It’s funky, groovy — I groove along, following its lead out of the club and onto the street where a crowd, seduced by the blue light from the Blue Nile, gather like moths sobering on nicotine. They un-sober with praise for loose open liquor laws: beer-to-go.

Leaving the Nile, I parade next door. The funk was just right, but somewhere there’s jazz. I hear it, it beckons. As it does for a conga line of scenesters and tourists. I wait behind them with a pleased and in-no-rush expression plastered across my — marked by sun-kissed pink cheeks — jolly face. I laud the last several days of 10 degrees nearer to direct sunlight  — my pale body a vitamin D collector running on low. Nighttime now, and I’m still buzzing off Mr. Golden Sun.

The line shifts. The line shifts again. Just one more ID to check.

    “I can’t let you in,” the bouncer tells the monsieur ahead of me.

    “Huh?” he responds. I was thinking the same thing. He’s clearly over 30.  

    “Your ID is damaged. Bent. It’s no good.”

What are you talking about?
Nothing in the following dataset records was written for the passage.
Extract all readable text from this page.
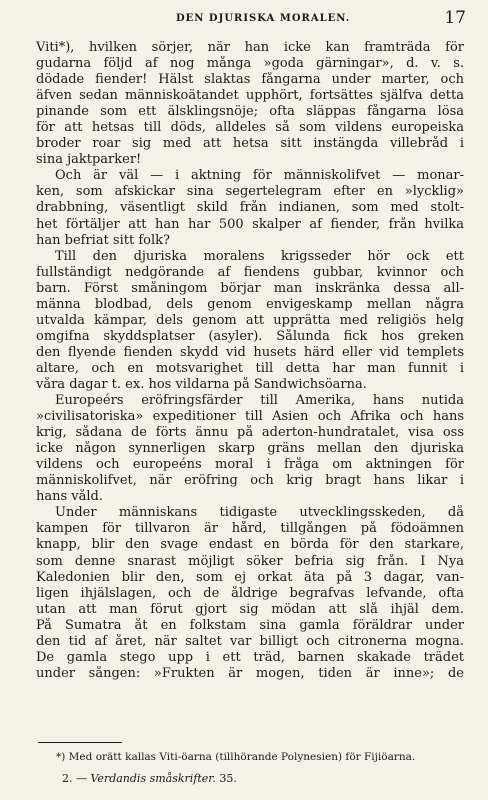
DEN DJURISKA MORALEN.	17
Viti*), hvilken sörjer, när han icke kan framträda för
gudarna följd af nog många »goda gärningar», d. v. s.
dödade fiender! Hälst slaktas fångarna under marter, och
äfven sedan människoätandet upphört, fortsättes själfva detta
pinande som ett älsklingsnöje; ofta släppas fångarna lösa
för att hetsas till döds, alldeles så som vildens europeiska
broder roar sig med att hetsa sitt instängda villebråd i
sina jaktparker!
Och är väl — i aktning för människolifvet — monar-
ken, som afskickar sina segertelegram efter en »lycklig»
drabbning, väsentligt skild från indianen, som med stolt-
het förtäljer att han har 500 skalper af fiender, från hvilka
han befriat sitt folk?
Till den djuriska moralens krigsseder hör ock ett
fullständigt nedgörande af fiendens gubbar, kvinnor och
barn. Först småningom börjar man inskränka dessa all-
männa blodbad, dels genom envigeskamp mellan några
utvalda kämpar, dels genom att upprätta med religiös helg
omgifna skyddsplatser (asyler). Sålunda fick hos greken
den flyende fienden skydd vid husets härd eller vid templets
altare, och en motsvarighet till detta har man funnit i
våra dagar t. ex. hos vildarna på Sandwichsöarna.
Europeérs eröfringsfärder till Amerika, hans nutida
»civilisatoriska» expeditioner till Asien och Afrika och hans
krig, sådana de förts ännu på aderton-hundratalet, visa oss
icke någon synnerligen skarp gräns mellan den djuriska
vildens och europeéns moral i fråga om aktningen för
människolifvet, när eröfring och krig bragt hans likar i
hans våld.
Under människans tidigaste utvecklingsskeden, då
kampen för tillvaron är hård, tillgången på födoämnen
knapp, blir den svage endast en börda för den starkare,
som denne snarast möjligt söker befria sig från. I Nya
Kaledonien blir den, som ej orkat äta på 3 dagar, van-
ligen ihjälslagen, och de åldrige begrafvas lefvande, ofta
utan att man förut gjort sig mödan att slå ihjäl dem.
På Sumatra åt en folkstam sina gamla föräldrar under
den tid af året, när saltet var billigt och citronerna mogna.
De gamla stego upp i ett träd, barnen skakade trädet
under sången: »Frukten är mogen, tiden är inne»; de
*) Med orätt kallas Viti-öarna (tillhörande Polynesien) för Fijiöarna.
2. — Verdandis småskrifter. 35.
Blue light ain’t great, and my eyes are a bit fatigued, but that ID looks like an ID to me.

    “What you talkin ‘bout? This my license.”

    “Bent. Can’t let you in. Just a moment, sir.” Bouncer man looks at me with a dutiful expression and nods apologetically.
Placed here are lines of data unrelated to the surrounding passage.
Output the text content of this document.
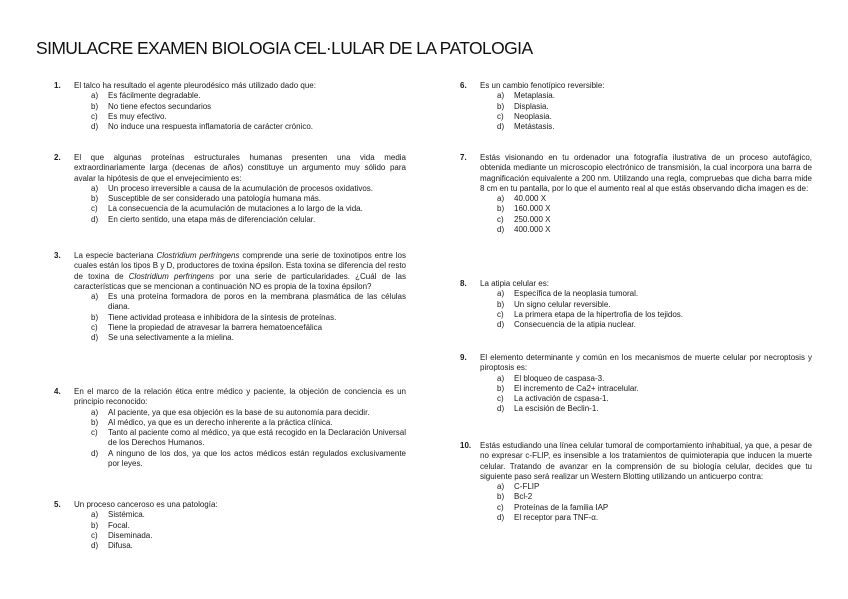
SIMULACRE EXAMEN BIOLOGIA CEL·LULAR DE LA PATOLOGIA
1.	El talco ha resultado el agente pleurodésico más utilizado dado que:
a)	Es fácilmente degradable.
b)	No tiene efectos secundarios
c)	Es muy efectivo.
d)	No induce una respuesta inflamatoria de carácter crónico.
2.	El que algunas proteínas estructurales humanas presenten una vida media extraordinariamente larga (decenas de años) constituye un argumento muy sólido para avalar la hipótesis de que el envejecimiento es:
a)	Un proceso irreversible a causa de la acumulación de procesos oxidativos.
b)	Susceptible de ser considerado una patología humana más.
c)	La consecuencia de la acumulación de mutaciones a lo largo de la vida.
d)	En cierto sentido, una etapa más de diferenciación celular.
3.	La especie bacteriana Clostridium perfringens comprende una serie de toxinotipos entre los cuales están los tipos B y D, productores de toxina épsilon. Esta toxina se diferencia del resto de toxina de Clostridium perfringens por una serie de particularidades. ¿Cuál de las características que se mencionan a continuación NO es propia de la toxina épsilon?
a)	Es una proteína formadora de poros en la membrana plasmática de las células diana.
b)	Tiene actividad proteasa e inhibidora de la síntesis de proteínas.
c)	Tiene la propiedad de atravesar la barrera hematoencefálica
d)	Se una selectivamente a la mielina.
4.	En el marco de la relación ética entre médico y paciente, la objeción de conciencia es un principio reconocido:
a)	Al paciente, ya que esa objeción es la base de su autonomía para decidir.
b)	Al médico, ya que es un derecho inherente a la práctica clínica.
c)	Tanto al paciente como al médico, ya que está recogido en la Declaración Universal de los Derechos Humanos.
d)	A ninguno de los dos, ya que los actos médicos están regulados exclusivamente por leyes.
5.	Un proceso canceroso es una patología:
a)	Sistémica.
b)	Focal.
c)	Diseminada.
d)	Difusa.
6.	Es un cambio fenotípico reversible:
a)	Metaplasia.
b)	Displasia.
c)	Neoplasia.
d)	Metástasis.
7.	Estás visionando en tu ordenador una fotografía ilustrativa de un proceso autofágico, obtenida mediante un microscopio electrónico de transmisión, la cual incorpora una barra de magnificación equivalente a 200 nm. Utilizando una regla, compruebas que dicha barra mide 8 cm en tu pantalla, por lo que el aumento real al que estás observando dicha imagen es de:
a)	40.000 X
b)	160.000 X
c)	250.000 X
d)	400.000 X
8.	La atipia celular es:
a)	Específica de la neoplasia tumoral.
b)	Un signo celular reversible.
c)	La primera etapa de la hipertrofia de los tejidos.
d)	Consecuencia de la atipia nuclear.
9.	El elemento determinante y común en los mecanismos de muerte celular por necroptosis y piroptosis es:
a)	El bloqueo de caspasa-3.
b)	El incremento de Ca2+ intracelular.
c)	La activación de cspasa-1.
d)	La escisión de Beclin-1.
10.	Estás estudiando una línea celular tumoral de comportamiento inhabitual, ya que, a pesar de no expresar c-FLIP, es insensible a los tratamientos de quimioterapia que inducen la muerte celular. Tratando de avanzar en la comprensión de su biología celular, decides que tu siguiente paso será realizar un Western Blotting utilizando un anticuerpo contra:
a)	C-FLIP
b)	Bcl-2
c)	Proteínas de la familia IAP
d)	El receptor para TNF-α.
Ain’t no thang. The jazz is silk and I’m treading at a pace that matches its cool.

    “Tight,” I yell back, peering over the monsieur’s dreadlock-laden shoulders, still curious about what the bouncer sees that my music-loving friend and I miss.

    “You can’t let me in? That’s wrong.” I tend to agree.

The monsieur shifts side to side, looks around, looks at me, looks back at the bouncer.

    “A damaged ID isn’t valid.” He’s not much of a communicator, I think to myself. I hand him my B.C. driver’s license.

Then it dawned on me.

    “Alright, if he’s not going in, neither am I,” I say.

    “Your ID is fine, sir.”

The brother in front is a brother, a not so clean looking one at that. I look over, and he’s now on his phone. He lights a cigarette. I wonder who he’s calling. He looks at me, but I break eye contact to check him out. Old shoes, ripped jeans, faded True Religion t-shirt. I wonder if its my polished boots and collared shirt that makes me better club patron material, or something else.

    “You want in?”

    “No. Not my kind of club.” I turn back to the street. The celebration misses no beat. The same old song and dance on repeat.

Later, I’d read an article in The Walrus titled “How Racism Affects Your Health” by Dr. Mojola Omole, who’s a surgical oncologist who’s worked in Canada and sub-Saharan Africa. In it, Omole discusses the relationship between health and being a non-white individual.

She references — among other studies — a 2017 meta-analysis of 16 studies that measured the physiological effects of discrimination. The analysis found evidence of an association between racism and an increase in cortisol output, which can lead to weight gain and a weakened immune system. She went on to list multiple studies that suggest similar ends.

According to Omole the research in links between oppressive structures and health is still in its infancy. Regardless, research has found a gap between the quality of health in visible minorities and white Americans.

We were just trying to listen to music. Neither of us were thinking about health. But the article made me reflect on the the bigger picture. I’m still wondering if it was my black boots or white skin that made my ID look not bent. Either way, “[d]iscrimination, as one U.S. researcher has hypothesized, is a “social toxin” that may be sickening and, ultimately, killing people,” Omole wrote.